The report, read to a joint session of both houses of parliament by committee chairman Mian Raza Rabbani, calls on the United States to review its activities and cease all drone attacks inside Pakistan.
Rabbani said that “drone strikes are counterproductive, cause loss of valuable lives and property, radicalize the local population, create support for terrorists and fuel anti-American sentiments.”
U.S. lawmakers, however, are rejecting those calls. Independent Senator Joe Lieberman told VOA the drone strikes are critically important to America's national security, adding he does not believe they should stop.
Democratic Senator Dianne Feinstein, chairwoman of the Senate Intelligence Committee, said the drones are needed due to the lack of a more aggressive effort by Pakistan to root out terrorists and radical militants along its border with Afghanistan.
Republican Senator Lindsey Graham said that although sovereignty is a big issue for any country, he would like to see Pakistan embrace the idea that extremism has no welcome home in Pakistan. He said drone strikes have been effective and that, in his words, “it is not in Pakistan's long-term interest to be seen by the world-at-large as a safe haven for terrorists.”

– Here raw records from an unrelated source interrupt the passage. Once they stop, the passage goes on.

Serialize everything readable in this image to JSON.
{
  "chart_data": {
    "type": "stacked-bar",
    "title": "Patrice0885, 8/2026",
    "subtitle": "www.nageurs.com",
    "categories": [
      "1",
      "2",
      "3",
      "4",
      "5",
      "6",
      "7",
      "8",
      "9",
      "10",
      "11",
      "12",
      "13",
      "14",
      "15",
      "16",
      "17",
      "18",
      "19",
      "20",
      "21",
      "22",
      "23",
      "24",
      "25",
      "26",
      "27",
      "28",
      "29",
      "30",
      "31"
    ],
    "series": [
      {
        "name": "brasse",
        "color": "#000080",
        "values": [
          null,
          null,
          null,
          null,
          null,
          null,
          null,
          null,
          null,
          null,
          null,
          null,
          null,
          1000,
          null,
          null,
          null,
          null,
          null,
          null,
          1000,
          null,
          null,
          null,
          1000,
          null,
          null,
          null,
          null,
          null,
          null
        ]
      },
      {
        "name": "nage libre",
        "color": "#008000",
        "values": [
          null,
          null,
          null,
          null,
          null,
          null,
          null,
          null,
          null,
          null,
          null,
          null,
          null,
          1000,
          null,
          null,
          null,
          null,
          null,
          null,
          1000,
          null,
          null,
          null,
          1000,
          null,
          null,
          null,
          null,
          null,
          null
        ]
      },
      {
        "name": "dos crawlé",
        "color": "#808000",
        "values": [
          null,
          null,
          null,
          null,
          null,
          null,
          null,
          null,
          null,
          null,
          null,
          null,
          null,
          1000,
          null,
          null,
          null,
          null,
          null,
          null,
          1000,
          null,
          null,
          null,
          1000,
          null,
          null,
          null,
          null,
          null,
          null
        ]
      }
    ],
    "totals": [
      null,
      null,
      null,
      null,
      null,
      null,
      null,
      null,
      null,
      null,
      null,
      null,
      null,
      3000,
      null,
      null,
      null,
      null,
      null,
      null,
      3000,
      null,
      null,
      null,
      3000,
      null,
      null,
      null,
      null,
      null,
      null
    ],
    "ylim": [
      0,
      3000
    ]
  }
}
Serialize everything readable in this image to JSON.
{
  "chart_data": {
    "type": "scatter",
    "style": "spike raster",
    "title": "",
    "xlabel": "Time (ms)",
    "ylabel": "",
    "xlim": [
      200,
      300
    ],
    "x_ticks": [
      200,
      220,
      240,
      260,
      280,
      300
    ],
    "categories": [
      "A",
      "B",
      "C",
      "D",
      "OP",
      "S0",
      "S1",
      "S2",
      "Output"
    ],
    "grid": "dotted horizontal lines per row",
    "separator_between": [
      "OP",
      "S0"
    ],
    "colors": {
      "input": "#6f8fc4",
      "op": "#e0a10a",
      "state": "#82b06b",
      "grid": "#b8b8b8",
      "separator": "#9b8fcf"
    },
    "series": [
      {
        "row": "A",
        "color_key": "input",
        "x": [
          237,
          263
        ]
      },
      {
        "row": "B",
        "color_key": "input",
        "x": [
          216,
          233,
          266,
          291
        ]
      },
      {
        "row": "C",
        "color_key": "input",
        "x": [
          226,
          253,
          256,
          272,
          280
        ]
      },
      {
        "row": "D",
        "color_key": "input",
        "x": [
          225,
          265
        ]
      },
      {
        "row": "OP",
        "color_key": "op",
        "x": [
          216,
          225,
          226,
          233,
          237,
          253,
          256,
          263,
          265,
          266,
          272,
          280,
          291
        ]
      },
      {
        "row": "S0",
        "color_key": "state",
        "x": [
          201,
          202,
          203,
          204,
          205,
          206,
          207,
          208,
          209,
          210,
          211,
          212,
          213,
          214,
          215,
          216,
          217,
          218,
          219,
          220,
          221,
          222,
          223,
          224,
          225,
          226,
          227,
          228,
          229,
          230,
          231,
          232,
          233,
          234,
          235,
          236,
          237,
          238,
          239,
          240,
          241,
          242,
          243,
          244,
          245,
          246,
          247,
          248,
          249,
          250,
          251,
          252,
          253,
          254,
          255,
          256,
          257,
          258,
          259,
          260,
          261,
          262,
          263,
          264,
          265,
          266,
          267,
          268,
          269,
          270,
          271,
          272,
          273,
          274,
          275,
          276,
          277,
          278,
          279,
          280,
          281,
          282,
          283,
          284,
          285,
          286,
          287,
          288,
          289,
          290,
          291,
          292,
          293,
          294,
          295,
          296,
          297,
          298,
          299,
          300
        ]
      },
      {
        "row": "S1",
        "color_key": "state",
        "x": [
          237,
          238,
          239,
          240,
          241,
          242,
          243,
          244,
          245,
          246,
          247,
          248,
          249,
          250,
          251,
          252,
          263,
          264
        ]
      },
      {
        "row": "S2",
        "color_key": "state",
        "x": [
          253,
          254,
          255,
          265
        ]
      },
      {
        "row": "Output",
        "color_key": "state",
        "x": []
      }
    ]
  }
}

Rabbani also demanded an unconditional U.S. apology for the NATO airstrike in November that killed the 24 Pakistani soldiers. He said “the condemnable and unprovoked NATO/ISAF attack” represents “a breach of international law and constitutes a blatant violation of Pakistan's sovereignty and territorial integrity.”
Washington has expressed regret for the loss of life and accepted partial responsibility for the airstrike, but has so far refused to apologize, saying NATO forces acted in self-defense.
Pakistani lawmakers are expected to eventually approve the panel's recommendations. But, ultimately, Pakistan's government and powerful army have the final say in the U.S.-Pakistani relationship.
U.S. State Department spokeswoman Victoria Nuland Tuesday said she would not comment on the issue until the process is completed.
Pakistani Foreign Minister Hina Rabbani Khar told reporters outside of Parliament that Pakistan needs to balance good diplomatic relations with its own interests.